Blinded by geekery = "I won't bother with that then".

[besson3c]

Originally Posted by turtle777 

Ah, ok, but you still need some sort of plugin for Apple Mail to handle it, right ?
It doesn't handle PGP right our of the box, AFAIR.

-t

Yes, you need to install gnupg and GPGMail, and I believe GPGMail looks for gnupg in /usr/local/bin, so you may need to symlink to it depending on where you have it installed.

[besson3c]

Originally Posted by Doofy 

Now you know why people don't bother using it.

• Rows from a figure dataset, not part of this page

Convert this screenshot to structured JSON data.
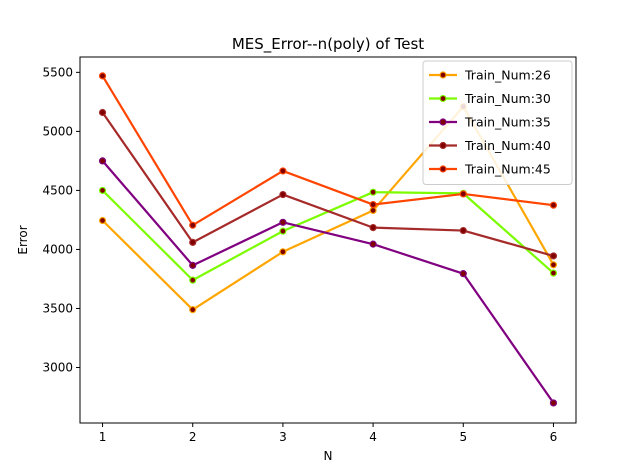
{
  "chart_data": {
    "type": "line",
    "title": "MES_Error--n(poly) of Test",
    "xlabel": "N",
    "ylabel": "Error",
    "x": [
      1,
      2,
      3,
      4,
      5,
      6
    ],
    "xlim": [
      0.75,
      6.25
    ],
    "ylim": [
      2530,
      5630
    ],
    "xticks": [
      1,
      2,
      3,
      4,
      5,
      6
    ],
    "yticks": [
      3000,
      3500,
      4000,
      4500,
      5000,
      5500
    ],
    "grid": false,
    "legend_position": "top-right",
    "series": [
      {
        "name": "Train_Num:26",
        "color": "#ffa500",
        "values": [
          4245,
          3490,
          3980,
          4330,
          5210,
          3870
        ]
      },
      {
        "name": "Train_Num:30",
        "color": "#7cfc00",
        "values": [
          4500,
          3740,
          4155,
          4485,
          4475,
          3800
        ]
      },
      {
        "name": "Train_Num:35",
        "color": "#800080",
        "values": [
          4750,
          3865,
          4230,
          4045,
          3795,
          2700
        ]
      },
      {
        "name": "Train_Num:40",
        "color": "#a52a2a",
        "values": [
          5160,
          4060,
          4465,
          4185,
          4160,
          3945
        ]
      },
      {
        "name": "Train_Num:45",
        "color": "#ff4500",
        "values": [
          5470,
          4205,
          4665,
          4380,
          4470,
          4375
        ]
      }
    ]
  }
}
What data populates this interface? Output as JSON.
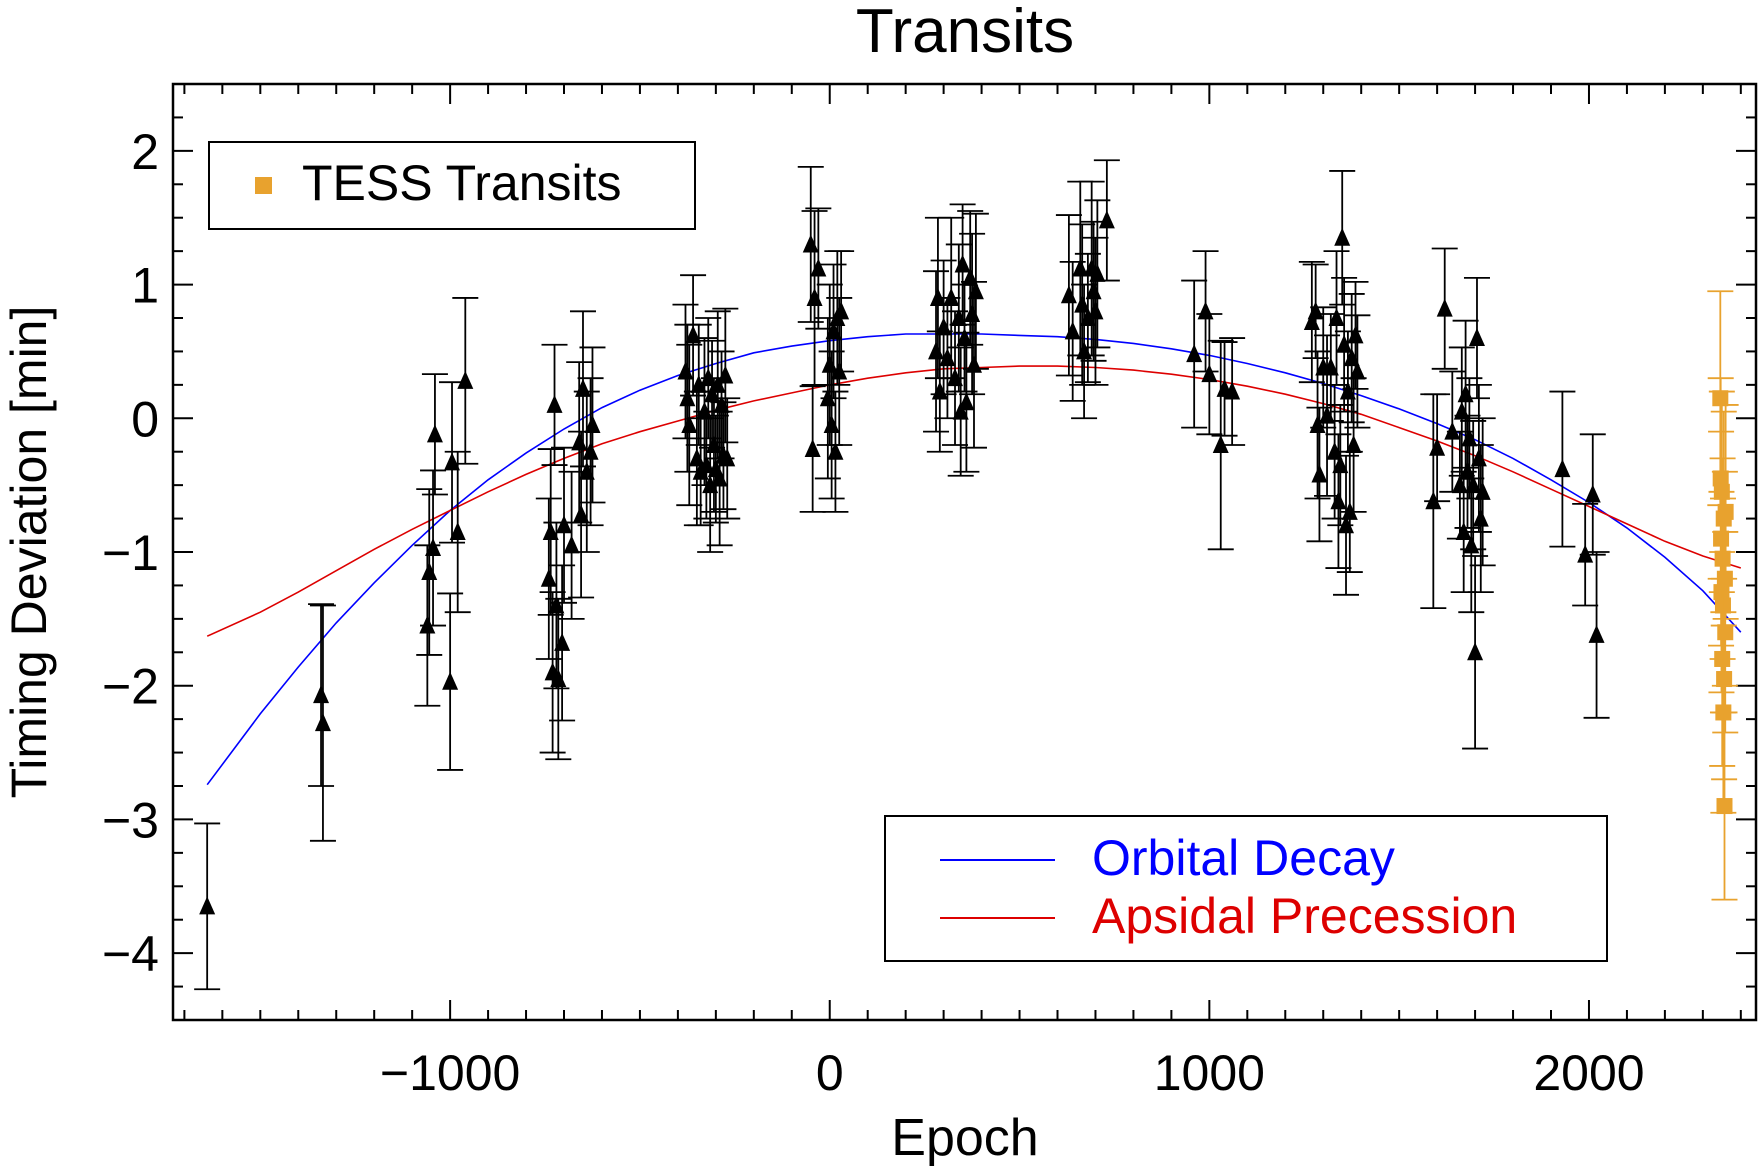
{
  "chart_data": {
    "type": "scatter",
    "title": "Transits",
    "xlabel": "Epoch",
    "ylabel": "Timing Deviation [min]",
    "xlim": [
      -1730,
      2440
    ],
    "ylim": [
      -4.5,
      2.5
    ],
    "x_ticks": [
      -1000,
      0,
      1000,
      2000
    ],
    "x_tick_labels": [
      "−1000",
      "0",
      "1000",
      "2000"
    ],
    "y_ticks": [
      -4,
      -3,
      -2,
      -1,
      0,
      1,
      2
    ],
    "y_tick_labels": [
      "−4",
      "−3",
      "−2",
      "−1",
      "0",
      "1",
      "2"
    ],
    "x_minor_step": 100,
    "y_minor_step": 0.25,
    "grid": false,
    "legend_top_left": {
      "placement": "top-left",
      "entries": [
        {
          "label": "TESS Transits",
          "color": "#E8A22E",
          "marker": "square"
        }
      ]
    },
    "legend_bottom_right": {
      "placement": "bottom-right",
      "entries": [
        {
          "label": "Orbital Decay",
          "color": "#0000FF",
          "marker": "line"
        },
        {
          "label": "Apsidal Precession",
          "color": "#DD0000",
          "marker": "line"
        }
      ]
    },
    "series": [
      {
        "name": "Orbital Decay",
        "kind": "line",
        "color": "#0000FF",
        "x": [
          -1640,
          -1500,
          -1400,
          -1300,
          -1200,
          -1100,
          -1000,
          -900,
          -800,
          -700,
          -600,
          -500,
          -400,
          -300,
          -200,
          -100,
          0,
          100,
          200,
          300,
          400,
          500,
          600,
          700,
          800,
          900,
          1000,
          1100,
          1200,
          1300,
          1400,
          1500,
          1600,
          1700,
          1800,
          1900,
          2000,
          2100,
          2200,
          2300,
          2400
        ],
        "y": [
          -2.74,
          -2.21,
          -1.86,
          -1.53,
          -1.23,
          -0.95,
          -0.69,
          -0.46,
          -0.26,
          -0.08,
          0.08,
          0.21,
          0.32,
          0.41,
          0.49,
          0.54,
          0.58,
          0.61,
          0.63,
          0.63,
          0.63,
          0.62,
          0.61,
          0.59,
          0.56,
          0.52,
          0.47,
          0.41,
          0.34,
          0.26,
          0.17,
          0.07,
          -0.04,
          -0.16,
          -0.3,
          -0.46,
          -0.63,
          -0.82,
          -1.04,
          -1.29,
          -1.6
        ]
      },
      {
        "name": "Apsidal Precession",
        "kind": "line",
        "color": "#DD0000",
        "x": [
          -1640,
          -1500,
          -1400,
          -1300,
          -1200,
          -1100,
          -1000,
          -900,
          -800,
          -700,
          -600,
          -500,
          -400,
          -300,
          -200,
          -100,
          0,
          100,
          200,
          300,
          400,
          500,
          600,
          700,
          800,
          900,
          1000,
          1100,
          1200,
          1300,
          1400,
          1500,
          1600,
          1700,
          1800,
          1900,
          2000,
          2100,
          2200,
          2300,
          2400
        ],
        "y": [
          -1.63,
          -1.45,
          -1.3,
          -1.14,
          -0.98,
          -0.83,
          -0.69,
          -0.55,
          -0.42,
          -0.3,
          -0.19,
          -0.1,
          -0.02,
          0.06,
          0.13,
          0.19,
          0.25,
          0.3,
          0.34,
          0.37,
          0.38,
          0.39,
          0.39,
          0.38,
          0.36,
          0.33,
          0.29,
          0.24,
          0.18,
          0.11,
          0.03,
          -0.07,
          -0.17,
          -0.28,
          -0.4,
          -0.53,
          -0.66,
          -0.79,
          -0.92,
          -1.03,
          -1.12
        ]
      },
      {
        "name": "Transits",
        "kind": "errorbar",
        "marker": "triangle",
        "color": "#000000",
        "points": [
          [
            -1640,
            -3.65,
            0.62
          ],
          [
            -1340,
            -2.07,
            0.68
          ],
          [
            -1335,
            -2.28,
            0.88
          ],
          [
            -1060,
            -1.55,
            0.6
          ],
          [
            -1055,
            -1.15,
            0.62
          ],
          [
            -1045,
            -0.97,
            0.58
          ],
          [
            -1040,
            -0.12,
            0.45
          ],
          [
            -1000,
            -1.97,
            0.66
          ],
          [
            -995,
            -0.33,
            0.6
          ],
          [
            -980,
            -0.85,
            0.6
          ],
          [
            -960,
            0.28,
            0.62
          ],
          [
            -740,
            -1.2,
            0.6
          ],
          [
            -735,
            -0.85,
            0.62
          ],
          [
            -730,
            -1.9,
            0.6
          ],
          [
            -725,
            0.1,
            0.45
          ],
          [
            -720,
            -1.4,
            0.62
          ],
          [
            -715,
            -1.95,
            0.6
          ],
          [
            -705,
            -1.68,
            0.58
          ],
          [
            -700,
            -0.8,
            0.58
          ],
          [
            -680,
            -0.95,
            0.55
          ],
          [
            -660,
            -0.18,
            0.6
          ],
          [
            -655,
            -0.72,
            0.62
          ],
          [
            -650,
            0.22,
            0.58
          ],
          [
            -640,
            -0.4,
            0.6
          ],
          [
            -630,
            -0.25,
            0.55
          ],
          [
            -625,
            -0.05,
            0.58
          ],
          [
            -380,
            0.35,
            0.5
          ],
          [
            -375,
            0.15,
            0.55
          ],
          [
            -370,
            -0.05,
            0.6
          ],
          [
            -360,
            0.62,
            0.45
          ],
          [
            -350,
            -0.3,
            0.5
          ],
          [
            -345,
            0.25,
            0.45
          ],
          [
            -340,
            -0.4,
            0.4
          ],
          [
            -330,
            0.05,
            0.55
          ],
          [
            -325,
            -0.35,
            0.4
          ],
          [
            -320,
            0.3,
            0.45
          ],
          [
            -315,
            -0.5,
            0.5
          ],
          [
            -310,
            0.18,
            0.4
          ],
          [
            -305,
            -0.2,
            0.5
          ],
          [
            -300,
            -0.38,
            0.4
          ],
          [
            -295,
            0.25,
            0.55
          ],
          [
            -290,
            -0.45,
            0.5
          ],
          [
            -285,
            0.1,
            0.4
          ],
          [
            -280,
            -0.28,
            0.4
          ],
          [
            -275,
            0.32,
            0.5
          ],
          [
            -270,
            -0.3,
            0.45
          ],
          [
            -50,
            1.3,
            0.58
          ],
          [
            -45,
            -0.23,
            0.47
          ],
          [
            -40,
            0.9,
            0.65
          ],
          [
            -30,
            1.12,
            0.45
          ],
          [
            -5,
            0.15,
            0.6
          ],
          [
            0,
            0.4,
            0.6
          ],
          [
            5,
            -0.05,
            0.55
          ],
          [
            10,
            0.65,
            0.5
          ],
          [
            15,
            -0.25,
            0.45
          ],
          [
            20,
            0.75,
            0.5
          ],
          [
            25,
            0.35,
            0.55
          ],
          [
            30,
            0.8,
            0.45
          ],
          [
            280,
            0.5,
            0.6
          ],
          [
            285,
            0.9,
            0.6
          ],
          [
            290,
            0.2,
            0.45
          ],
          [
            300,
            0.68,
            0.5
          ],
          [
            310,
            0.45,
            0.45
          ],
          [
            320,
            0.9,
            0.6
          ],
          [
            330,
            0.3,
            0.5
          ],
          [
            340,
            0.75,
            0.55
          ],
          [
            345,
            0.05,
            0.48
          ],
          [
            350,
            1.15,
            0.45
          ],
          [
            355,
            0.6,
            0.4
          ],
          [
            360,
            0.12,
            0.52
          ],
          [
            370,
            1.05,
            0.5
          ],
          [
            375,
            0.78,
            0.6
          ],
          [
            380,
            0.4,
            0.62
          ],
          [
            385,
            0.95,
            0.58
          ],
          [
            630,
            0.92,
            0.6
          ],
          [
            640,
            0.65,
            0.52
          ],
          [
            660,
            1.12,
            0.65
          ],
          [
            665,
            0.85,
            0.6
          ],
          [
            670,
            0.5,
            0.5
          ],
          [
            680,
            0.75,
            0.48
          ],
          [
            690,
            1.12,
            0.65
          ],
          [
            695,
            0.95,
            0.52
          ],
          [
            700,
            0.8,
            0.55
          ],
          [
            705,
            1.08,
            0.55
          ],
          [
            730,
            1.48,
            0.45
          ],
          [
            960,
            0.48,
            0.55
          ],
          [
            990,
            0.8,
            0.45
          ],
          [
            1000,
            0.33,
            0.45
          ],
          [
            1030,
            -0.2,
            0.78
          ],
          [
            1040,
            0.22,
            0.35
          ],
          [
            1060,
            0.2,
            0.4
          ],
          [
            1270,
            0.72,
            0.45
          ],
          [
            1280,
            0.8,
            0.35
          ],
          [
            1285,
            -0.05,
            0.55
          ],
          [
            1290,
            -0.42,
            0.5
          ],
          [
            1300,
            0.38,
            0.45
          ],
          [
            1310,
            0.02,
            0.6
          ],
          [
            1320,
            0.38,
            0.4
          ],
          [
            1330,
            -0.25,
            0.5
          ],
          [
            1335,
            0.75,
            0.5
          ],
          [
            1340,
            -0.62,
            0.5
          ],
          [
            1345,
            -0.35,
            0.45
          ],
          [
            1350,
            1.35,
            0.5
          ],
          [
            1355,
            0.55,
            0.5
          ],
          [
            1360,
            -0.8,
            0.52
          ],
          [
            1365,
            0.2,
            0.45
          ],
          [
            1370,
            -0.7,
            0.45
          ],
          [
            1375,
            0.45,
            0.48
          ],
          [
            1380,
            -0.2,
            0.5
          ],
          [
            1385,
            0.62,
            0.4
          ],
          [
            1390,
            0.35,
            0.42
          ],
          [
            1590,
            -0.62,
            0.8
          ],
          [
            1600,
            -0.22,
            0.4
          ],
          [
            1620,
            0.82,
            0.45
          ],
          [
            1640,
            -0.1,
            0.45
          ],
          [
            1660,
            -0.5,
            0.4
          ],
          [
            1665,
            0.05,
            0.48
          ],
          [
            1670,
            -0.85,
            0.45
          ],
          [
            1675,
            0.18,
            0.55
          ],
          [
            1680,
            -0.4,
            0.42
          ],
          [
            1685,
            -0.15,
            0.45
          ],
          [
            1690,
            -0.95,
            0.5
          ],
          [
            1695,
            -0.5,
            0.48
          ],
          [
            1700,
            -1.75,
            0.72
          ],
          [
            1705,
            0.6,
            0.45
          ],
          [
            1710,
            -0.3,
            0.55
          ],
          [
            1715,
            -0.75,
            0.55
          ],
          [
            1720,
            -0.55,
            0.55
          ],
          [
            1930,
            -0.38,
            0.58
          ],
          [
            1990,
            -1.02,
            0.38
          ],
          [
            2010,
            -0.57,
            0.45
          ],
          [
            2020,
            -1.62,
            0.62
          ]
        ]
      },
      {
        "name": "TESS Transits",
        "kind": "errorbar",
        "marker": "square",
        "color": "#E8A22E",
        "points": [
          [
            2346,
            0.15,
            0.8
          ],
          [
            2347,
            -0.45,
            0.75
          ],
          [
            2348,
            -0.9,
            0.8
          ],
          [
            2349,
            -1.3,
            0.75
          ],
          [
            2350,
            -0.55,
            0.75
          ],
          [
            2351,
            -1.8,
            0.8
          ],
          [
            2352,
            -1.05,
            0.75
          ],
          [
            2353,
            -1.4,
            0.8
          ],
          [
            2354,
            -2.2,
            0.75
          ],
          [
            2355,
            -0.75,
            0.8
          ],
          [
            2356,
            -1.95,
            0.75
          ],
          [
            2357,
            -2.9,
            0.7
          ],
          [
            2358,
            -1.2,
            0.8
          ],
          [
            2359,
            -1.6,
            0.75
          ],
          [
            2360,
            -0.7,
            0.8
          ]
        ]
      }
    ]
  }
}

Most folks think that you have to go through all that crap you just explained to get it working, when for £63 (I was wrong earlier when I said £95) it's as easy as installing and using any other OS X app.

Blinded by geekery = "I won't bother with that then".

If one wants to spend the money, great, I don't think there is anything wrong with that. If you are having a hard time justifying the expense though, with some work you can have a technologically sound alternative that is a complete replacement minus the graphical stuff. If you are looking to buy for your corporation, the commercial PGP is probably also a better fit since you can get it to do stuff like run your own key server, AFAIK.